The high school mentoring programme, Coaching for Success, has kicked off for 2005 with 24 coaches and 27 students meeting at the John Gray High School.
Although the programme has suffered some losses due to Hurricane Ivan, several coaches returned for a second year, and the programme promises to be just as successful as the previous year, said Programme Coordinator, Nat King.
During their first one-to-one meetings, students and coaches signed a declaration of intent wherein students committed to certain goals while coaches promised to help them achieve those goals.
Voicing her education objectives for this year, student Teresita Ebanks said she wants to better her grades and learn how to make the most of her time in the classroom. Her coach, Mrs Jennifer Hunter, a lawyer and former John Gray student, will meet with Teresita once a week to discuss her progress and help her focus on achieving what she has set out to do.
‘I became a coach, because I want to play a part in our students’ futures, plus I have the chance to give something back to the community.’ Mrs Hunter said.
Another former student, Ms Letitia Davis, also signed up as coach to share her own experiences with student Tunita Rankine. Ms Davis, a qualified cosmetologist who studied abroad, plans to encourage Tunita to reach for the stars.

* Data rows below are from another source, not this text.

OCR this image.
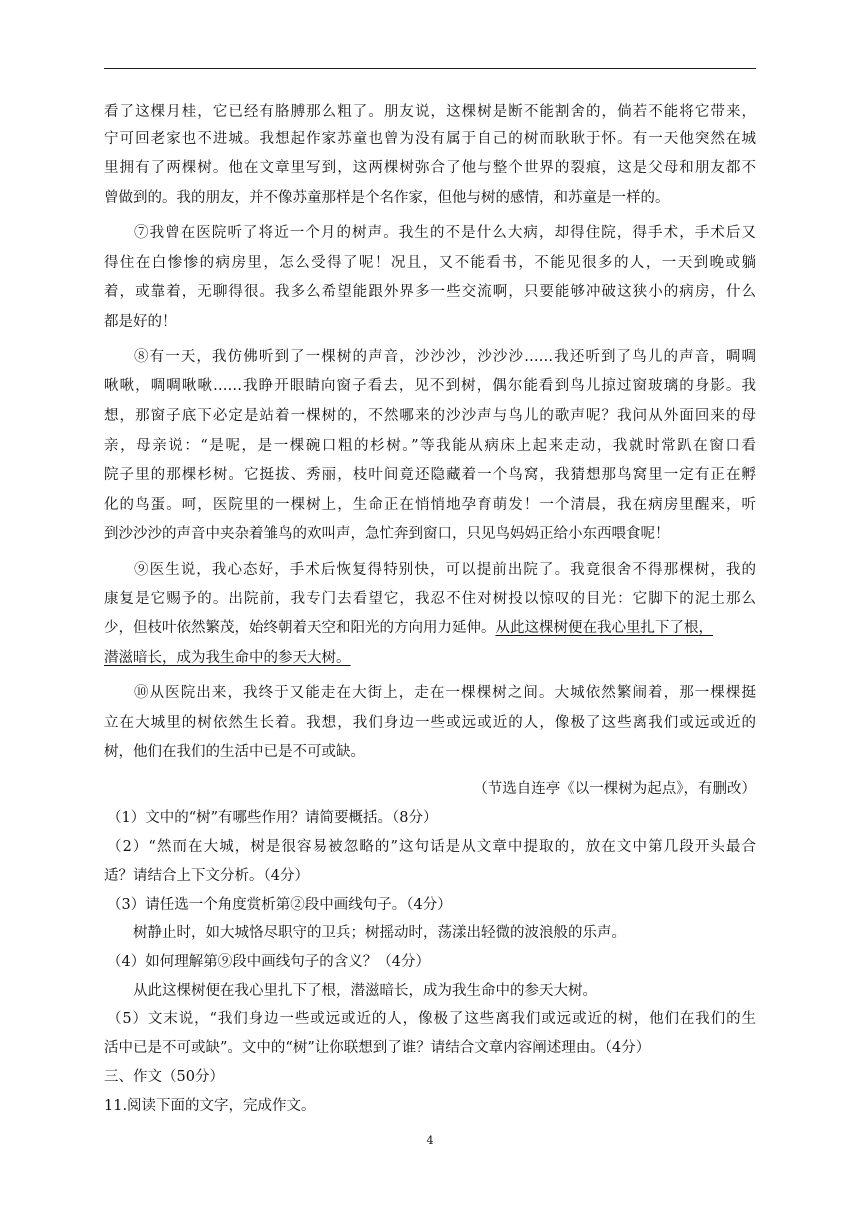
看了这棵月桂，它已经有胳膊那么粗了。朋友说，这棵树是断不能割舍的，倘若不能将它带来，
宁可回老家也不进城。我想起作家苏童也曾为没有属于自己的树而耿耿于怀。有一天他突然在城
里拥有了两棵树。他在文章里写到，这两棵树弥合了他与整个世界的裂痕，这是父母和朋友都不
曾做到的。我的朋友，并不像苏童那样是个名作家，但他与树的感情，和苏童是一样的。
⑦我曾在医院听了将近一个月的树声。我生的不是什么大病，却得住院，得手术，手术后又
得住在白惨惨的病房里，怎么受得了呢！况且，又不能看书，不能见很多的人，一天到晚或躺
着，或靠着，无聊得很。我多么希望能跟外界多一些交流啊，只要能够冲破这狭小的病房，什么
都是好的！
⑧有一天，我仿佛听到了一棵树的声音，沙沙沙，沙沙沙……我还听到了鸟儿的声音，啁啁
啾啾，啁啁啾啾……我睁开眼睛向窗子看去，见不到树，偶尔能看到鸟儿掠过窗玻璃的身影。我
想，那窗子底下必定是站着一棵树的，不然哪来的沙沙声与鸟儿的歌声呢？我问从外面回来的母
亲，母亲说：“是呢，是一棵碗口粗的杉树。”等我能从病床上起来走动，我就时常趴在窗口看
院子里的那棵杉树。它挺拔、秀丽，枝叶间竟还隐藏着一个鸟窝，我猜想那鸟窝里一定有正在孵
化的鸟蛋。呵，医院里的一棵树上，生命正在悄悄地孕育萌发！一个清晨，我在病房里醒来，听
到沙沙沙的声音中夹杂着雏鸟的欢叫声，急忙奔到窗口，只见鸟妈妈正给小东西喂食呢！
⑨医生说，我心态好，手术后恢复得特别快，可以提前出院了。我竟很舍不得那棵树，我的
康复是它赐予的。出院前，我专门去看望它，我忍不住对树投以惊叹的目光：它脚下的泥土那么
少，但枝叶依然繁茂，始终朝着天空和阳光的方向用力延伸。从此这棵树便在我心里扎下了根，
潜滋暗长，成为我生命中的参天大树。
⑩从医院出来，我终于又能走在大街上，走在一棵棵树之间。大城依然繁闹着，那一棵棵挺
立在大城里的树依然生长着。我想，我们身边一些或远或近的人，像极了这些离我们或远或近的
树，他们在我们的生活中已是不可或缺。
（节选自连亭《以一棵树为起点》，有删改）
（1）文中的“树”有哪些作用？请简要概括。（8分）
（2）“然而在大城，树是很容易被忽略的”这句话是从文章中提取的，放在文中第几段开头最合
适？请结合上下文分析。（4分）
（3）请任选一个角度赏析第②段中画线句子。（4分）
树静止时，如大城恪尽职守的卫兵；树摇动时，荡漾出轻微的波浪般的乐声。
（4）如何理解第⑨段中画线句子的含义？（4分）
从此这棵树便在我心里扎下了根，潜滋暗长，成为我生命中的参天大树。
（5）文末说，“我们身边一些或远或近的人，像极了这些离我们或远或近的树，他们在我们的生
活中已是不可或缺”。文中的“树”让你联想到了谁？请结合文章内容阐述理由。（4分）
三、作文（50分）
11.阅读下面的文字，完成作文。
4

‘Too often children limit themselves. I want our students to broaden their horizons and believe they can achieve big things,’ she said.

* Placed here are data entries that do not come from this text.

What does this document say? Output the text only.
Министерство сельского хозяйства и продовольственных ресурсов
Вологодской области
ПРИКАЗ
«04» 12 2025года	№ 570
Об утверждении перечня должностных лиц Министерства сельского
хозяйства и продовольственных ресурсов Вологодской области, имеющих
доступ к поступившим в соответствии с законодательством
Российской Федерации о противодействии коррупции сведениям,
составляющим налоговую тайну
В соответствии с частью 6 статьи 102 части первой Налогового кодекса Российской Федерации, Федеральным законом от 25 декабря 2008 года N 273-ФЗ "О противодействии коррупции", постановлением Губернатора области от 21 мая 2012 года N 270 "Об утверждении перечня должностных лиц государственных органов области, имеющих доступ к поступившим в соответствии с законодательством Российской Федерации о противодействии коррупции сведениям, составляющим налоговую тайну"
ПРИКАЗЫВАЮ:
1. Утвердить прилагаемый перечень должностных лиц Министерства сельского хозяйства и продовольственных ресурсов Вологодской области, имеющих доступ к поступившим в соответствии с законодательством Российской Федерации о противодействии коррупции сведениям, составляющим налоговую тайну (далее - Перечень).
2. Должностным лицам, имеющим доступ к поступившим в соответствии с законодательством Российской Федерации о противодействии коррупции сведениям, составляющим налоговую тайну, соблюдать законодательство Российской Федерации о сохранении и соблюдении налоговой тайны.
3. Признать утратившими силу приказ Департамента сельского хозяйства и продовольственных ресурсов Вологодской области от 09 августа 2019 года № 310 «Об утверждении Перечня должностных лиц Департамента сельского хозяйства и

Tunita wants to study medicine one day, and plans on improving her grades with the help of the mentorship programme.
Veteran coach and Programme Development Coordinator for the Department of Employment Services Jean Solomon said her continued involvement in the programme stems from the need to make a difference in a young person’s life.
‘Reaching out to our youth is very important. Through my work, I see the problems they are facing. As adults we need to encourage them, and work with them so they too can become productive members of the community,’ she said.
The Coaching for Success programme, launched in early 2003, proved to be a huge success.
‘We started it to help students achieve their full potential at school and gain leadership skills. It turned out to be very rewarding for both students and mentors,’ said Mr King.